I'm struggling with some statistical concepts for a survey I'm implementing. I'm planning on using SAS for this.

Here is the problem:

I have to check a large company geo database in the field . That is, the company have many kinds of equipments (about 20 kinds and millions of each) spreaded all over the state and I have to check and see how representative that database really is. (check if the equipment exists and if it is of the same kind they claim to be)

That state is really big, the size of a medium european country - and it also has some transportation issues, so first, I've created stratas for each equipment type and then I'll do a single-stage cluster sampling (of unequal sizes) of the cities in the state.

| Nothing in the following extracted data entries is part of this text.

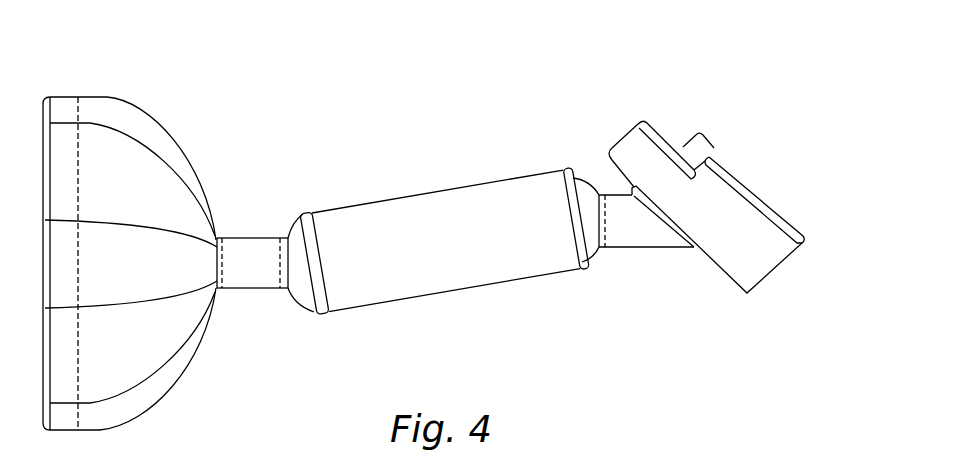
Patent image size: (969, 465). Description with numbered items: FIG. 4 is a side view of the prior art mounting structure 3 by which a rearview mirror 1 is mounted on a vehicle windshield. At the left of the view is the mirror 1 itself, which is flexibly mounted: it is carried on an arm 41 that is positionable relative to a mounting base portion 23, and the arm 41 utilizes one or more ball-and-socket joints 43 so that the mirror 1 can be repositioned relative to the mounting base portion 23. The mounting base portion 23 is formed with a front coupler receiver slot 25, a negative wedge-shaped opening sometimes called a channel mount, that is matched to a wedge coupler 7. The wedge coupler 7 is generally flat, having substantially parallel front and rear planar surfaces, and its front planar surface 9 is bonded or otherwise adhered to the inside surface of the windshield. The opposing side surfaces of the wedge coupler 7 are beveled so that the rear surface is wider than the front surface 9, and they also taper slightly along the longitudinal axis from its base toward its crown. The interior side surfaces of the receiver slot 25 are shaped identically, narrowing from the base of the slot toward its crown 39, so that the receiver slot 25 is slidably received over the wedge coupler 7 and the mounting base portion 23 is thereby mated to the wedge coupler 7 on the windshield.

The rearview mirror 1 is at (68, 93).
The head assembly 3 is at (698, 66).
The wedge coupler 7 is at (707, 145).
The front planar surface 9 is at (727, 158).
The mounting base portion 23 is at (727, 250).
The coupler receiver slot 25 is at (697, 172).
The crown 39 is at (625, 138).
The arm 41 is at (417, 212).
The ball-and-socket joint 43 is at (307, 278).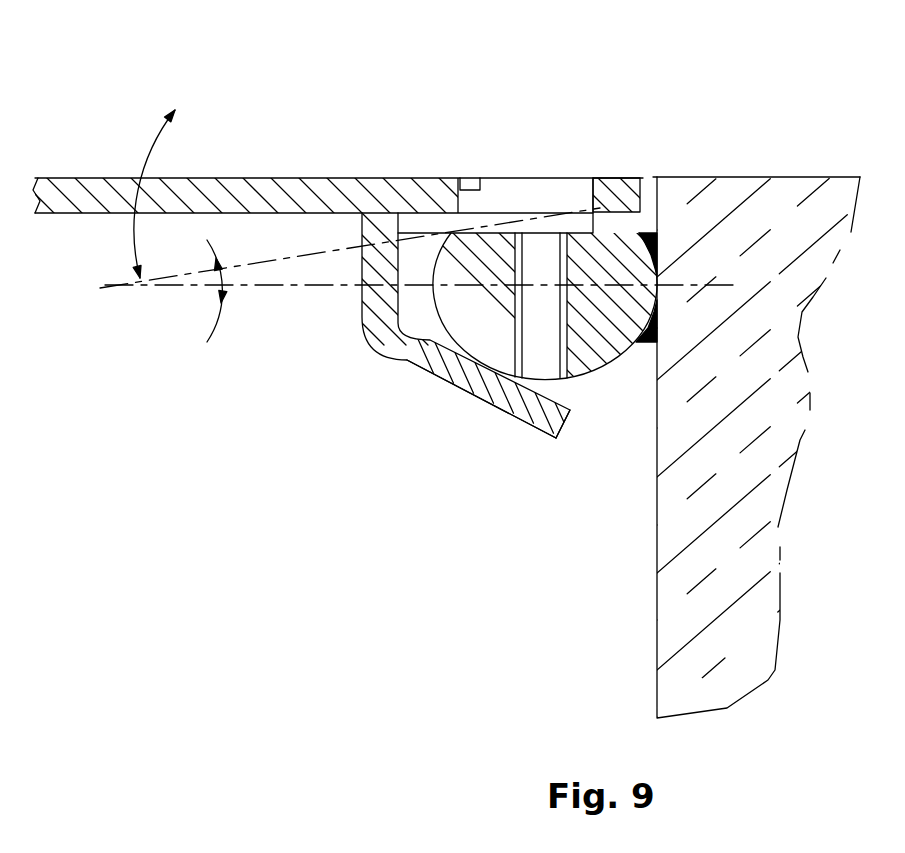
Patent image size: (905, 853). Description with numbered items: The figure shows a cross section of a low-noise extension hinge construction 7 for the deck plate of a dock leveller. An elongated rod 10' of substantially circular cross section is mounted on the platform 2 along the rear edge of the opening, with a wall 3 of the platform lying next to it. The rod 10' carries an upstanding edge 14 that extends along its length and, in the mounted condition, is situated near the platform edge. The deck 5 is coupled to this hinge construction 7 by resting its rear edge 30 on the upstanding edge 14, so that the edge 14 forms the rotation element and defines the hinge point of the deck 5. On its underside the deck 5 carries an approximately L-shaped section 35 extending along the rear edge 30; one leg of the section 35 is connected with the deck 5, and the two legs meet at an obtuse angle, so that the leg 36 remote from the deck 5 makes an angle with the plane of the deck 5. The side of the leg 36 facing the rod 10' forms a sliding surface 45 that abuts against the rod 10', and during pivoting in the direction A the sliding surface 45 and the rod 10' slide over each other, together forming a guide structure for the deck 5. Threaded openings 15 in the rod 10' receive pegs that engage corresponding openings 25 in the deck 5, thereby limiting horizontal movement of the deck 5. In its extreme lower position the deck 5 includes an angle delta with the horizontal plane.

The platform 2 is at (750, 168).
The wall 3 is at (648, 652).
The deck 5 is at (268, 188).
The hinge construction 7 is at (565, 95).
The elongated rod 10' is at (580, 335).
The upstanding edge 14 is at (620, 224).
The threaded opening 15 is at (543, 383).
The opening 25 is at (478, 190).
The rear edge 30 is at (620, 168).
The section 35 is at (380, 310).
The leg 36 is at (458, 395).
The sliding surface 45 is at (568, 401).
The pivot direction A is at (150, 153).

I've decided to use proportional to sizes sampling in each cluster. (A city with many equipments gets more samples)

Then I was thinking in using dummy variables for the things I'll see in the field (i.e. 0 or 1 if the equipment exists; 1 or 0 if it's location is correct; 1 or 0 if it's the same kind; 1 or 0 if it's the same power spec etc).

My question for you guys is:

- Is this a good method?

- Is this method resulting in a probability sampling?

- How do I calculate the error and variance of my sample after (can I do it before?) I check it? Do I use like linear regression?

- How big should my sample be? 95% confidence and 5% error. How do I calculate it since I'm using two types of sampling methods?

I'm an electrical engineer with scarce statistical knowledge.

Thank you very much for your time and attention.